Every year, November is recognized as the month of Military Family Appreciation. A time to honor and recognize those sacrifices and challenges that families make in support of their service members. Regardless of rank and service branch, every military family shares a common thread of sacrifice.
A sacrifice in time apart due to training and deployments.
A sacrifice for holidays and birthdays missed.
A sacrifice in changing jobs, starting new schools, and relocating.
And in those unthinkable times, a sacrifice of losing their loved one.
For those who are not affiliated with the military, they may think our lives don’t look too different. Our service members get up and go off to work, our kids still go off to school, we still work, and just every few years we move around a little.

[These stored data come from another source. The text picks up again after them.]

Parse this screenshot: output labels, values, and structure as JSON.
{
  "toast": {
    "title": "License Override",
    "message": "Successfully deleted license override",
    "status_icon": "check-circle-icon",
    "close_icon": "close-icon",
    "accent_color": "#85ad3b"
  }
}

If you ask someone about the military you may hear the general answers of they get free healthcare, free school, free housing, and they go fight in far off lands that many probably cannot find on a map. But for a military family, life is very much different from the scenes often depicted on a movie screen or even in the popular tv show Army Wives.

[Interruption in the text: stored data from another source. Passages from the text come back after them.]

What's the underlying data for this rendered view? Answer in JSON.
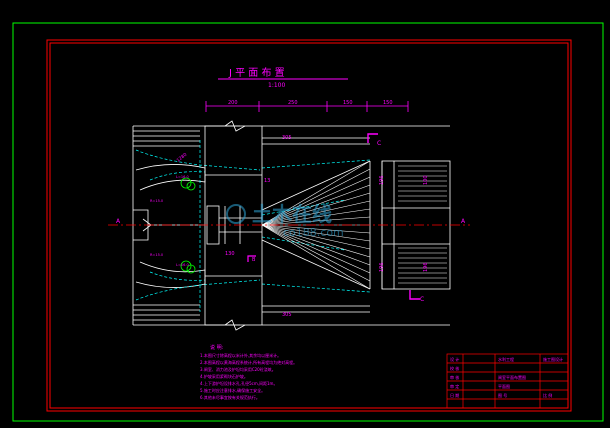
{
  "drawing": {
    "title": "J 平 面 布 置",
    "scale": "1:100",
    "dims_top": [
      "200",
      "250",
      "150",
      "150"
    ],
    "dim_left_a": "305",
    "dim_left_b": "305",
    "dim_center": "13",
    "dim_mid": "130",
    "dim_v1": "196",
    "dim_v2": "100",
    "dim_v3": "196",
    "dim_v4": "196",
    "dim_diag": "1280",
    "section_c_top": "C",
    "section_c_bottom": "C",
    "section_b": "B",
    "label_a_left": "A",
    "label_a_right": "A",
    "label_r1": "R=15.0",
    "label_r2": "R=15.0",
    "label_l1": "L=16.0",
    "label_l2": "L=16.0",
    "notes_title": "说    明:",
    "notes": [
      "1.本图尺寸除高程以米计外,其余均以厘米计。",
      "2.本图高程以黄海高程系统计,所有高程均为绝对高程。",
      "3.闸室、消力池及护坦均采用C20砼浇筑。",
      "   4.护坡采用浆砌块石护坡。",
      "4.上下游护坦设排水孔,孔径5cm,间距1m。",
      "5.施工时应注意排水,确保施工安全。",
      "6.其他未尽事宜按有关规范执行。"
    ],
    "watermark_brand": "土木在线",
    "watermark_url": "co188.com"
  },
  "title_block": {
    "r1": [
      "设 计",
      "",
      "水利工程",
      "施工图设计"
    ],
    "r2": [
      "校 核",
      ""
    ],
    "r3": [
      "审 核",
      "",
      "闸室平面布置图",
      ""
    ],
    "r4": [
      "审 定",
      "",
      "平面图",
      ""
    ],
    "r5": [
      "日 期",
      "",
      "图 号",
      "比 例"
    ],
    "r6": [
      "",
      "",
      "",
      ""
    ]
  },
  "colors": {
    "outer_frame": "#00ff00",
    "inner_frame": "#ff0000",
    "lines": "#ffffff",
    "dims": "#ff00ff",
    "hidden": "#00ffff",
    "plants": "#00ff00",
    "watermark": "#2ea6d8"
  }
}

What is military life really like?
Real, in person, military family life looks messy, and all tied up with a bow at the same time.
Our service members spend countless hours, days, weeks, months away from their families. There is always training to be done, and of course the deployments. Several of us remember the 12-15-month deployments and are now ever thankful for the 6-9-month deployments. They answer our nations call to go fight in that far off land to keep us safe and to preserve our way of life. They will miss birthdays, holidays, and a child being born all in the name of serving and protecting.

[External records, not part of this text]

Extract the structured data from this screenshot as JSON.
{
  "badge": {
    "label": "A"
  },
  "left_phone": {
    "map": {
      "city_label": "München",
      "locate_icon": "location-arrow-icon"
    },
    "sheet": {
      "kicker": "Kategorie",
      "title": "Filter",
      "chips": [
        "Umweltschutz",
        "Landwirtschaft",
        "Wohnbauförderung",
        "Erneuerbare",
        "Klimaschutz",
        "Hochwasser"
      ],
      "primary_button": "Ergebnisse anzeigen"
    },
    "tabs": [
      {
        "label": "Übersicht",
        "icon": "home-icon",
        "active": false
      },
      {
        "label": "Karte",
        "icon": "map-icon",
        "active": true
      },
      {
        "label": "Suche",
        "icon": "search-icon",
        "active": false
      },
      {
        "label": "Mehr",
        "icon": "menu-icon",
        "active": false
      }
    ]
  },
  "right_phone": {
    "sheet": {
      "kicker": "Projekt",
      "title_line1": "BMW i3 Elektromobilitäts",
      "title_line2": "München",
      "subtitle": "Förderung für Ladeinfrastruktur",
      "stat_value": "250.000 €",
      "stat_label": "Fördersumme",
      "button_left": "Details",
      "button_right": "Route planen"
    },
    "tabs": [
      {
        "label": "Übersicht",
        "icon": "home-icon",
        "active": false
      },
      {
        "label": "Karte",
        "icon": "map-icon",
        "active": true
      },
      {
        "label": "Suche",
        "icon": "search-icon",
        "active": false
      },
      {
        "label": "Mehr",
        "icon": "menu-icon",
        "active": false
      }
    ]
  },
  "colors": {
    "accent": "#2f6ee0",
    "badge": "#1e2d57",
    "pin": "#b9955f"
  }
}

Back home, family life will always continue. Spouses will become both parents as needed – learning how to throw a curve ball or snap a football, being team mom/dad and room mom/dad, and stepping up to coach the soccer team even though that was their partner’s area of expertise. They will learn how to fix the dish washer, change a tire, change the spark plugs in the lawn mower, clean gutters, and repair a wall. (Let’s face it, we know everything that can go wrong will go wrong while they are away.)
To make up for the missing person at dinner they’ll follow along with an Iron Chef for a gourmet meal, even though most nights it’s a frozen casserole or cereal because let’s face it, by that time in the day we are all just done. We will thank Google and YouTube for explaining math homework so we can help. The house will be rearranged multiple times and we will channel our inner Jo and Chip to paint or shiplap something. Then each night we will go to bed lonely and missing the comfort of our loved one laying next to us in bed. We will breathe in the scent still left on their pillow and know we are one more day closer to them being home, crossing the day off the calendar.
Our houses will end up messier than normal when we have a sick child at home. We will figure out how to pick up groceries, make dinner, and get kids to practice while allowing the one with the upset tummy rest. We’ll call that new friend we met last week to see if they can come over in the middle of night for an ER run since your nearest family is 12 hours away, and loading everyone up at 2 am is just not reasonable, although it is doable when necessary.
Then the day will come when our spouses come home from that deployment. The house will get cleaned, the fridge will get stocked, and we will call someone to come cut the grass. Of course, it’ll be some ungodly hour that the plane will arrive, but its not the first time you’re holding a newborn at the welcome home ceremony waiting for your baby to meet with Daddy for the first time. But when that moment comes, and we get that first kiss, and we feel their arms around us, then the tears will come. Then we will know they are truly home. We will know we truly did it. We survived, and that breath we were holding in will finally be released.
But the fun does not end there. Give us a month or two and you will see a giant moving truck parked outside our home packing up everything we own to head on our next adventure. It is off to a place we have never been to before, again with no family near us, finding a new job, finding a new school for the kids, and a new house to make a home.
So, this November, as we get distracted by everything happening, take a moment. Take a moment and meet that military family down the road from you, be a friendly face, offer a hand, and know that their lives are nothing like what you see in a movie. It’s much, much messier, but it’s all tied together with a bow.